Next week, Samsung (NASDAQOTH: SSNLF) will launch its mobile payments feature in the U.S. If there was ever a time when Samsung needed something new to help the company, it's now.
According to Gartner, Samsung's smartphone unit sales fell 5.3% during the second quarter, and revenue fell 8.4% year-over-year. That marks the seventh consecutive quarterly drop in revenue for Samsung, and it comes at a time when its primary mobile competitor, Apple (NASDAQ:AAPL), increased iPhone sales by 36%.
Samsung is hoping that Pay will help differentiate its smartphones from other Android devices, and at the same time show consumers that it has similar high-end features that iPhones feature. But launching a successful mobile-payments platform in the U.S. is easier said than done -- just ask Apple.
Samsung Pay vs. Apple Pay
Trying to make it big in the mobile payments segment is a worthwhile effort. By 2020, more than $130 billion will be spent worldwide using near-field-communication (NFC) payments, but getting there won't be easy.
Apple Pay launched last year at 200,000 locations across the U.S. and has since spiked to more than one million locations. Apple's system used NFC to transfer a secure token between an iPhone and the payment terminal, and it authenticated using Touch ID on the smartphone. The feature also works on Apple's new Watch. But despite the increased rollout, research from Trustev found that 79% of those with access to Apple Pay -- specifically iPhone 6 and 6 Plus users -- have never used the feature.
Samsung Pay similarly works with NFC but can also be used at payment terminals that only have magnetic credit card processing.
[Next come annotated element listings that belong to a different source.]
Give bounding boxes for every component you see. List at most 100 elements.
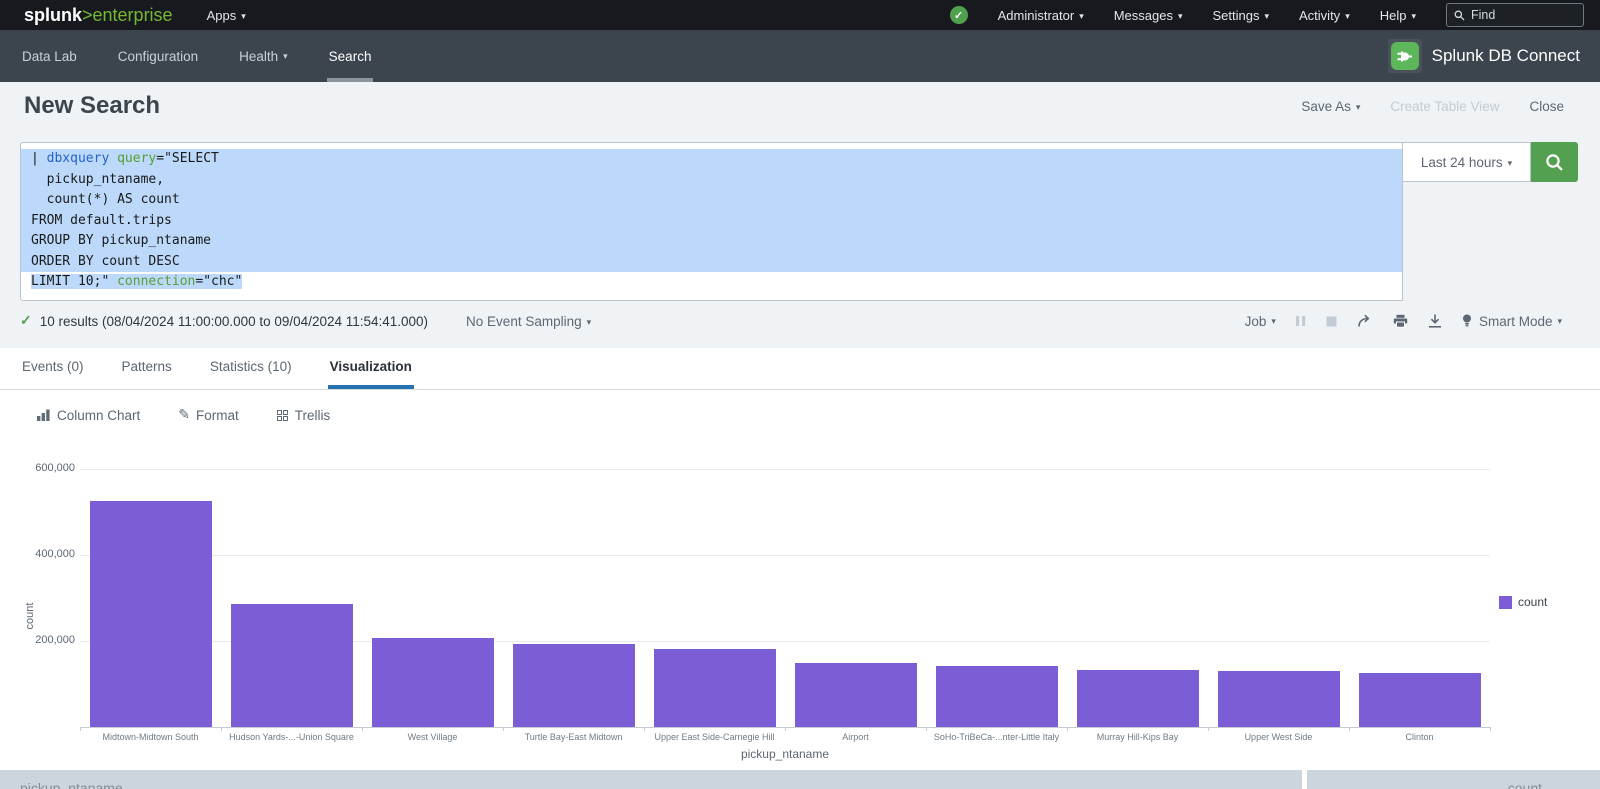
- x-tick-mark: [644, 727, 645, 731]
- x-tick-label: Airport: [785, 732, 926, 742]
- x-tick-mark: [785, 727, 786, 731]
- nav-search-label: Search: [329, 49, 372, 64]
- column-header-count[interactable]: count: [1307, 770, 1600, 789]
- query-line: FROM default.trips: [21, 211, 1402, 232]
- search-section: New Search Save As Create Table View Clo…: [0, 82, 1600, 348]
- trellis-label: Trellis: [295, 408, 331, 423]
- column-chart-icon: [37, 409, 50, 421]
- x-tick-label: Clinton: [1349, 732, 1490, 742]
- chart-type-label: Column Chart: [57, 408, 140, 423]
- chart-bar[interactable]: [231, 604, 353, 727]
- tab-statistics-label: Statistics (10): [210, 359, 292, 374]
- search-mode-menu[interactable]: Smart Mode: [1462, 314, 1562, 329]
- chart-bar[interactable]: [936, 666, 1058, 727]
- check-icon: [954, 6, 963, 24]
- x-tick-mark: [80, 727, 81, 731]
- administrator-menu[interactable]: Administrator: [998, 8, 1084, 23]
- pencil-icon: ✎: [178, 407, 190, 423]
- chart-bar[interactable]: [795, 663, 917, 727]
- lightbulb-icon: [1462, 314, 1472, 328]
- x-tick-label: Murray Hill-Kips Bay: [1067, 732, 1208, 742]
- x-tick-label: Turtle Bay-East Midtown: [503, 732, 644, 742]
- legend-label: count: [1518, 595, 1547, 609]
- save-as-label: Save As: [1301, 99, 1351, 114]
- time-range-picker[interactable]: Last 24 hours: [1403, 142, 1531, 182]
- nav-health-label: Health: [239, 49, 278, 64]
- tab-patterns[interactable]: Patterns: [120, 348, 174, 389]
- search-query-input[interactable]: | dbxquery query="SELECT pickup_ntaname,…: [20, 142, 1403, 301]
- nav-item-search[interactable]: Search: [327, 30, 374, 82]
- job-menu-label: Job: [1245, 314, 1267, 329]
- health-status-icon[interactable]: [950, 6, 968, 24]
- x-tick-label: Upper East Side-Carnegie Hill: [644, 732, 785, 742]
- export-icon[interactable]: [1428, 314, 1442, 328]
- nav-item-health[interactable]: Health: [237, 30, 290, 82]
- x-tick-mark: [1067, 727, 1068, 731]
- chart-bar[interactable]: [1359, 673, 1481, 727]
- nav-data-lab-label: Data Lab: [22, 49, 77, 64]
- splunk-enterprise-logo[interactable]: splunk>enterprise: [24, 5, 173, 26]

That could potentially be a big advantage for Samsung, as its service will be compatible with about 90% of current U.S. payment terminals without the need to upgrade to NFC.
Samsung Pay has only been available in South Korea prior to its U.S. launch, but the company said in a blog post that it has processed more than 1.5 million transactions worth $30 million in its first month. Samsung says that of the users who have tried it, about 10% use it everyday.
Injong Rhee, executive vice president of Samsung Electronics and head of Samsung Pay said, "Although the details on Samsung Pay usage are constantly being updated, the response we've received so far has been beyond our expectations."
This isn't going to be easy
There are several hurdles in the way for Samsung Pay's U.S. launch. First, the U.S. hasn't exactly been the most forward-thinking when it comes to payment technology. We're only now just getting credit cards with the chip-and-pin system and updating terminals for next month's deadline. Many parts of the world have had this technology for years.
Second, Samsung Pay's initial success comes on its home turf of South Korea, and it will be far harder to replicate that same success in the U.S. Between January and April of this year, Apple held 41% of the smartphone market, and Samsung came in second with about 29%. If Apple is still having a hard time getting users to make purchases with Apple Pay after launching the service a year ago -- and having a dominant smartphone position -- then it will be even harder for Samsung Pay.
That's not to say Samsung Pay is doomed in the U.S. But if investors are looking to Samsung Pay to help turn around smartphone sales in any measurable way, they will likely be very disappointed.